Um século e meio mais tarde, B, no sofá da sala de seu apartamento de
classe média paulistana, encarna Oblómov à sua própria maneira: “Cadê a
pessoa?”. Ou: “Perdi a pessoa!”. B conta-me que se sente exposta, toda virada
pra fora, uma mulher em seu avesso. Nos últimos anos ela se tornara uma
personagem das redes sociais. E , desde que nos reencontramos, tenta me
convencer a entrar no Facebook. B gosta de viver em rede e está longe de ser
uma solitária que achou um jeito de existir na internet. Apenas que ela pensara
ter se feito presente ali mais do que em qualquer outra geografia. Mas, de
repente, B não mais se reconhece no personagem que criou. “Virei uma
prisioneira”, ela diz. “Do quê?”, pergunto eu, a essa altura já bastante
perturbada. “Dessa persona pública que me tornei. Todo mundo me conhece, e eu
me desconheço.”
B descobrira que era uma pessoa – sem pessoa. “Estou reduzida a ações, a
verbos. Virei um noticiário, eu, que nunca acreditei em fatos. Mesmo quando
analiso, quando infiro, quando relaciono... são ações. É um eco, só um eco. Não
sei mais onde está a voz que o gerou.” Diante dela, eu tentava descobrir a
pessoa em mim que poderia resgatar a pessoa de B. Aquilo que me levara a deixar
a minha casa no meio de uma manhã de trabalho para ajudá-la a procurar não o
passaporte ou o título de eleitor, mas a pessoa que havia se desgarrado dela.

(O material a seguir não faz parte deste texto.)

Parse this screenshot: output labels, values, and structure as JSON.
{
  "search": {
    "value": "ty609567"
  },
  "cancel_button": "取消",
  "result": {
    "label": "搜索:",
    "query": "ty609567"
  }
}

Encolhi-me na poltrona, antes de arriscar. “Ninguém te conhece. E você não
conhece ninguém”, disse. E minha voz saiu mais aguda do que eu planejara. “São
poucos os que podem nos conhecer, o resto é o bando que se alimenta e se
protege mutuamente, ferindo quem for preciso para não ter sua posição ameaçada.
Você quer ofertar seu corpo verdadeiro para que o canibalizem?”
Eu também estava confusa. “Há uma escuridão, e eu sou essa
escuridão”,repetia B. “E lá, em algum ponto desse buraco negro, há uma pessoa
que grita, mas ela está presa na nuvem. A conexão se perdeu, eu me perdi.”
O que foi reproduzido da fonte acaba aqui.